In the case of Orwell's 1984 you would want to use sentence tokenization first (NLTK is very good at it), then word tokenization (yielding a list of lists of tokens, not just a single list of tokens) and then feed each sentence separately to the Markov model. This will allow it to properly model sequence starts, instead of being stuck on a single way to start every sequence.

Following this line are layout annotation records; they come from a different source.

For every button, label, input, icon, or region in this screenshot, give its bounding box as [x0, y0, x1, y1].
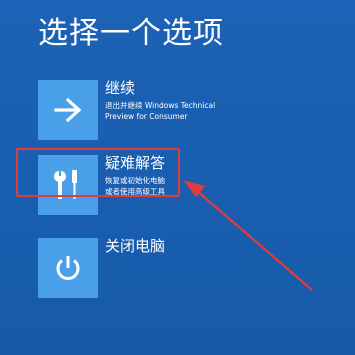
recovery-screen: 选择一个选项 继续 退出并继续 Windows Technical Previe… — [0, 0, 355, 355]
option-continue-title: 继续 — [105, 79, 136, 97]
option-continue-desc-line: Preview for Consumer — [105, 112, 188, 121]
option-continue-tile[interactable] — [38, 80, 98, 140]
option-shutdown-tile[interactable] — [38, 238, 98, 298]
option-shutdown[interactable]: 关闭电脑 — [38, 237, 338, 302]
option-continue-description: 退出并继续 Windows Technical Preview for Cons… — [105, 100, 245, 122]
power-icon — [56, 256, 80, 280]
option-shutdown-title: 关闭电脑 — [105, 237, 166, 255]
annotation-highlight-box — [16, 148, 180, 197]
option-continue-desc-line: 退出并继续 Windows Technical — [105, 101, 216, 110]
page-title: 选择一个选项 — [38, 16, 224, 51]
arrow-right-icon — [54, 97, 82, 123]
option-continue[interactable]: 继续 退出并继续 Windows Technical Preview for C… — [38, 79, 338, 144]
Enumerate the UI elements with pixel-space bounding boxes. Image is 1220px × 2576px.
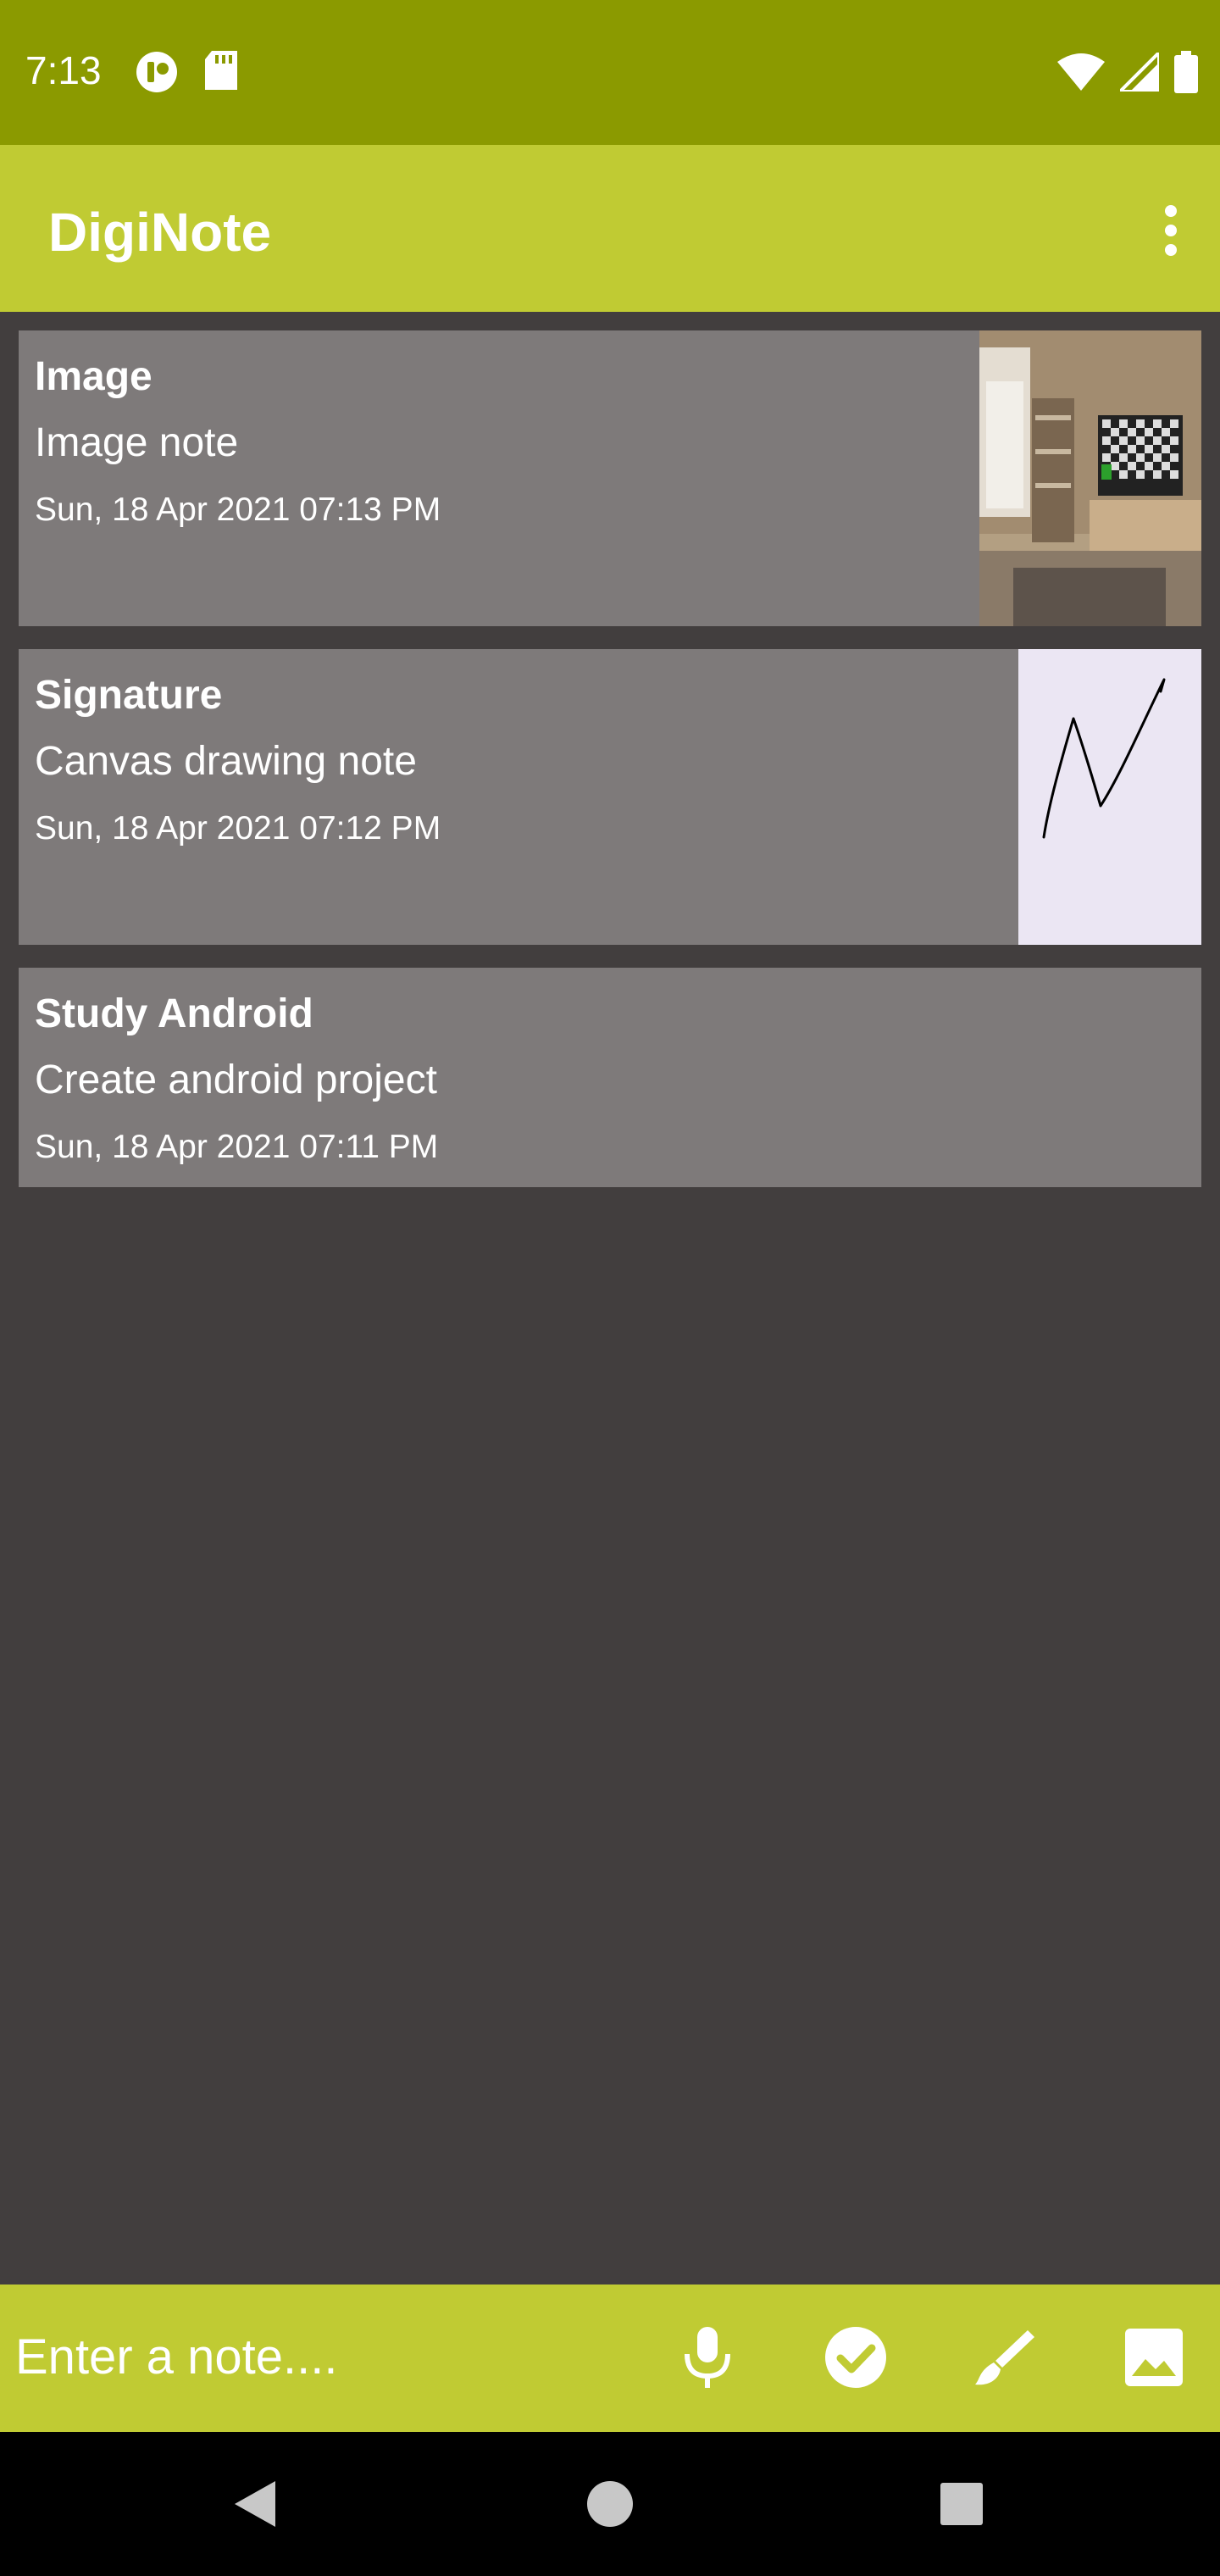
check-circle-icon[interactable]	[822, 2323, 890, 2391]
note-card-signature[interactable]: Signature Canvas drawing note Sun, 18 Ap…	[19, 649, 1201, 945]
note-date: Sun, 18 Apr 2021 07:12 PM	[35, 810, 441, 847]
note-body: Canvas drawing note	[35, 739, 417, 784]
note-input[interactable]	[15, 2318, 642, 2395]
note-thumbnail-photo	[979, 330, 1201, 626]
battery-icon	[1174, 51, 1198, 97]
app-title: DigiNote	[48, 202, 272, 263]
signal-icon	[1116, 48, 1161, 96]
image-icon[interactable]	[1120, 2323, 1188, 2391]
note-title: Study Android	[35, 991, 313, 1036]
note-body: Create android project	[35, 1058, 437, 1102]
mic-icon[interactable]	[674, 2323, 741, 2391]
note-input-bar	[0, 2285, 1220, 2432]
recents-icon[interactable]	[932, 2474, 991, 2534]
system-nav-bar	[0, 2432, 1220, 2576]
notes-list: Image Image note Sun, 18 Apr 2021 07:13 …	[19, 330, 1201, 1210]
note-date: Sun, 18 Apr 2021 07:13 PM	[35, 491, 441, 528]
sd-card-icon	[203, 51, 239, 97]
app-bar: DigiNote	[0, 145, 1220, 312]
back-icon[interactable]	[225, 2474, 284, 2534]
more-vert-icon[interactable]	[1154, 204, 1188, 257]
brush-icon[interactable]	[970, 2323, 1038, 2391]
note-card-study-android[interactable]: Study Android Create android project Sun…	[19, 968, 1201, 1187]
note-thumbnail-signature	[1018, 649, 1201, 945]
status-bar: 7:13	[0, 0, 1220, 145]
note-card-image[interactable]: Image Image note Sun, 18 Apr 2021 07:13 …	[19, 330, 1201, 626]
note-title: Image	[35, 354, 152, 399]
note-date: Sun, 18 Apr 2021 07:11 PM	[35, 1129, 439, 1165]
wifi-icon	[1057, 53, 1105, 95]
tip-icon	[136, 51, 178, 97]
note-title: Signature	[35, 673, 223, 718]
home-icon[interactable]	[580, 2474, 640, 2534]
note-body: Image note	[35, 420, 239, 465]
status-time: 7:13	[25, 48, 102, 92]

Your sample corpus is most likely to be too small. I don't know how exactly nltk builds its trigram model but it is common practice that beginning and end of sentences are handled somehow. Since there is only one beginning of sentence in your corpus this might be the reason why every sentence has the same beginning.
Are you sure that using word_tokenize is the right approach?
This Google groups page has the example:
>>> import nltk
>>> text = nltk.Text(nltk.corpus.brown.words()) # Get text from brown
>>> text.generate()
But I've never used nltk, so I can't say whether that works the way you want.
Maybe you can sort the tokens array randomly before generating a sentence.